夕歌が目を覚ましたのは、既に夕方を過ぎた頃だったが、部屋に人の気配は無かった。
「達也さん、まだ戻ってないみたいね」
軽く伸びをしてから、夕歌はキッチンへ移動し、食材を確認する。
「ろくなものが無いわね……一人になってからまともに料理してなかったから、仕方ないと言えばそれだけなんだけどね」
ガーディアンがいた時は、食生活にも口を出してきてたのでしっかりした食事をしていたが、いなくなった途端に夕歌の食生活はいい加減なものになっていた。
「そういうところでも、私の事を守ってくれてたのね」
今更ながらにそんなことを思うようになり、夕歌はしんみりとした気持ちになっていた。
「仕方ない、ちょっと遅いけど食材でも買いに行きましょうか」
配達を頼むにしても、この時間ではまともなものは手に入らないと考え、夕歌は買い物に出る事にした。
「さて、何を買いに行こうかしら」
駐車場に向かう途中で、夕歌は聞き覚えのある大型二輪の音が近づいてくるのに気づいた。
「お帰りなさい、達也さん」
「何処かに出かけるんですか?」
「ちょっと買い出しに……昨日までいい加減な生活してたから、冷蔵庫にろくなものが入ってなかったのよね」
「なら、付き合いますよ」
第三課から戻ってきたばかりで疲れているかもしれないのに、夕歌は達也の申し出に二つ返事で同行を願ったのだった。
買い出しから戻ってきた二人は、微妙に気まずい空気を纏っていた。その理由は、買い出し先で夕歌を良く知る小母様がたが、二人を見つけて冷やかしたのだった。

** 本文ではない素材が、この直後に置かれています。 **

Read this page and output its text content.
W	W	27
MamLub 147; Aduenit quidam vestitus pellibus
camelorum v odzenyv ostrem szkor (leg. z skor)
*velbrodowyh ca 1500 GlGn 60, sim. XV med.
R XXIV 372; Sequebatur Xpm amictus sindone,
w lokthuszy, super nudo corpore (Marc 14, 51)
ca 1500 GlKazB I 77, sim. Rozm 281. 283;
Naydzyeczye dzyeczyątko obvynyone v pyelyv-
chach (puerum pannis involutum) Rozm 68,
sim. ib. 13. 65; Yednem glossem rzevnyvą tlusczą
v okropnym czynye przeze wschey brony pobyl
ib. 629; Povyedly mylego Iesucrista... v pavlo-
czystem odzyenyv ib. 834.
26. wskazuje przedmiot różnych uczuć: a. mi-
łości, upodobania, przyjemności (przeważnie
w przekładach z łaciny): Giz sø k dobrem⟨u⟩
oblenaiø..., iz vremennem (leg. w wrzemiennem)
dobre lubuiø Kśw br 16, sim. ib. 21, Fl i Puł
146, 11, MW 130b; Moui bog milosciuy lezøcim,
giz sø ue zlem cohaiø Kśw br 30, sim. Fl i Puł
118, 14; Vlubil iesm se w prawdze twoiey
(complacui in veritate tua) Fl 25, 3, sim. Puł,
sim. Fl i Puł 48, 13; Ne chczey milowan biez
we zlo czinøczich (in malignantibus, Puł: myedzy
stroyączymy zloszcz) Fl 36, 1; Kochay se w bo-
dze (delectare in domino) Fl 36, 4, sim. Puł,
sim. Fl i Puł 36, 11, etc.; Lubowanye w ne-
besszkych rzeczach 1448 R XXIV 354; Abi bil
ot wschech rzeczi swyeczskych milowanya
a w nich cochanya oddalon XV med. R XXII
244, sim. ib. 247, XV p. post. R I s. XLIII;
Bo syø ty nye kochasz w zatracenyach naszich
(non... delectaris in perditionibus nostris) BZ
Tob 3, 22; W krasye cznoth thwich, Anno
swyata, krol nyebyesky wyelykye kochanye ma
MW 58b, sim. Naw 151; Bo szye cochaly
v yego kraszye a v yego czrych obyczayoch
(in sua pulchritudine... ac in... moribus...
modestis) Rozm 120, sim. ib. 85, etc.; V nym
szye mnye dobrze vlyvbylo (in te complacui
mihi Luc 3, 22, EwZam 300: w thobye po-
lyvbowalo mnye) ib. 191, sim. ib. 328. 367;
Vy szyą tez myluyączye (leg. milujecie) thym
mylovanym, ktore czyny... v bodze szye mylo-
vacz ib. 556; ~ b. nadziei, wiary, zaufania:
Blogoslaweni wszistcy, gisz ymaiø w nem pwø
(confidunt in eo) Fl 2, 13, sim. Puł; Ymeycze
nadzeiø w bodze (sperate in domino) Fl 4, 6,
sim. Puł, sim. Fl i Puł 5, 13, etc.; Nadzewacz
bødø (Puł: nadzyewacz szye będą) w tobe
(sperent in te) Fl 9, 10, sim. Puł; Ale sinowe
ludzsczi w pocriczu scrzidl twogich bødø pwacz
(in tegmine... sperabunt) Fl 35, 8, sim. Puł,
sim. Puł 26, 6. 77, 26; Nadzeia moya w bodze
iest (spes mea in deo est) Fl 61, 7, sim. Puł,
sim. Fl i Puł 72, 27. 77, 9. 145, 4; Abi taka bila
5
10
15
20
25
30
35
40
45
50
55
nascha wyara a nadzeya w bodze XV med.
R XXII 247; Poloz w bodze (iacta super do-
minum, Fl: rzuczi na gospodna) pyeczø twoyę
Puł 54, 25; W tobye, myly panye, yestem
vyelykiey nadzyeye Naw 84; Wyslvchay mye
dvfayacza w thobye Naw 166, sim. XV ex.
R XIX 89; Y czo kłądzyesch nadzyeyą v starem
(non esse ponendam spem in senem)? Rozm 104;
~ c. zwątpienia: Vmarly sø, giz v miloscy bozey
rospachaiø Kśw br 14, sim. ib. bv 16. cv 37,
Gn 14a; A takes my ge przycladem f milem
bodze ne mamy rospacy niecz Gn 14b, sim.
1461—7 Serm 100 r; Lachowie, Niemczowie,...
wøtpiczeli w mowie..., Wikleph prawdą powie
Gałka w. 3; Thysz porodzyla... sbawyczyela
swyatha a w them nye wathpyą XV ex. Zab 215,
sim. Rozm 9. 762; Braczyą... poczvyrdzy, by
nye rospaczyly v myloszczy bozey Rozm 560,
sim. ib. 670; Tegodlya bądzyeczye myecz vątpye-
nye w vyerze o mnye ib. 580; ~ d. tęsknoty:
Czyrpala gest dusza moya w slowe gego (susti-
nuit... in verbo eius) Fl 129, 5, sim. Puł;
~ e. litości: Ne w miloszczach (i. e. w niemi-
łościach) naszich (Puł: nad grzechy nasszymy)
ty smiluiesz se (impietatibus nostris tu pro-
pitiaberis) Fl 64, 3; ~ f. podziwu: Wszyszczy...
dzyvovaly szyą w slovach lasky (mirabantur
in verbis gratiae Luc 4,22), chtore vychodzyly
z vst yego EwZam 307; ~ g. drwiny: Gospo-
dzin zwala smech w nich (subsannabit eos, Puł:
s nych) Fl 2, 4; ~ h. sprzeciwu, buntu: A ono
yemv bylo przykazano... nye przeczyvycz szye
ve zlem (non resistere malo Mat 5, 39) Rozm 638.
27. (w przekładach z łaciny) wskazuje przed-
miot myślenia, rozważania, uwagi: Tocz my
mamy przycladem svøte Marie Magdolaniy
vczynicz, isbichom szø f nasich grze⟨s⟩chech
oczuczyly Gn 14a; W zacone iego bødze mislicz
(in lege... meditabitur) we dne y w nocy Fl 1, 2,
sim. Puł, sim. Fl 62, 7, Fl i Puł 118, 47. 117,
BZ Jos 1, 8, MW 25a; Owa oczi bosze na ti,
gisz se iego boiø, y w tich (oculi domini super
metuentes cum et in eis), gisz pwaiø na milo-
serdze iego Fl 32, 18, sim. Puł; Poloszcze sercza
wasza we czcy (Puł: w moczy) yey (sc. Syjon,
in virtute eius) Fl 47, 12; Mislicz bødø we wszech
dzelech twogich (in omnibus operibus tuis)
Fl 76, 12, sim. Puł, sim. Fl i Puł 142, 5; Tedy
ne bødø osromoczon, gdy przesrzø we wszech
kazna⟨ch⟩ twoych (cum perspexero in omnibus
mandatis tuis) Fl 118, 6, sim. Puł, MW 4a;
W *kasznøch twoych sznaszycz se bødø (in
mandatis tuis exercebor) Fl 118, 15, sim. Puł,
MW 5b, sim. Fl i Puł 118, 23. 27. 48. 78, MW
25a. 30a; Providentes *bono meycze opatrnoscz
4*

「ごめんなさいね、達也さん。あの人たち、私にガーディアンがいた時からあんな感じだったの」
「そうですか。でも、夕歌さんのガーディアンって女性でしたよね?」
「所謂男装の麗人、みたいな人だったから」
「なるほど」
達也が思い浮かべたのは、第一高校OGの渡辺摩利だ。彼女の私服も、そんな感じに見えるものだったなとふと思い出したのだった。
「前の人とは別れたの? とか、新しい彼氏は随分としっかりした体型ね、とか……私を噂話の種にしないでほしいわよ」
「前の人というのは、やはり?」
「あの人たちに、彼女が実は女だったと見抜く眼力は無かったみたいだしね」
今日は随分と彼女の事を思い出す日だなと、夕歌はしんみりとした感じになった。前に深雪に告げた気持ちは偽らざぬ本音ではあったが、寂しくないと言えばウソになるのかもしれないと、今更ながらに思い始めたのだった。
「達也さん」
「何でしょう」
「少しだけ、抱きしめてくれないかな? 泣いてるとこ、見られたくないから」
「構いませんよ」
夕歌を優しく抱きしめる達也。その優しさを受け、夕歌の我慢は限界を迎えた。
「ガーディアンは対象者を守って死んでいくものだって思ってたけど、やっぱり人だったんだ」
「ミストレスにそう思ってもらえるガーディアンは、そう多くは無いでしょうけどね」
泣きじゃくる夕歌の頭を撫でながら、達也はそう呟いたのだった。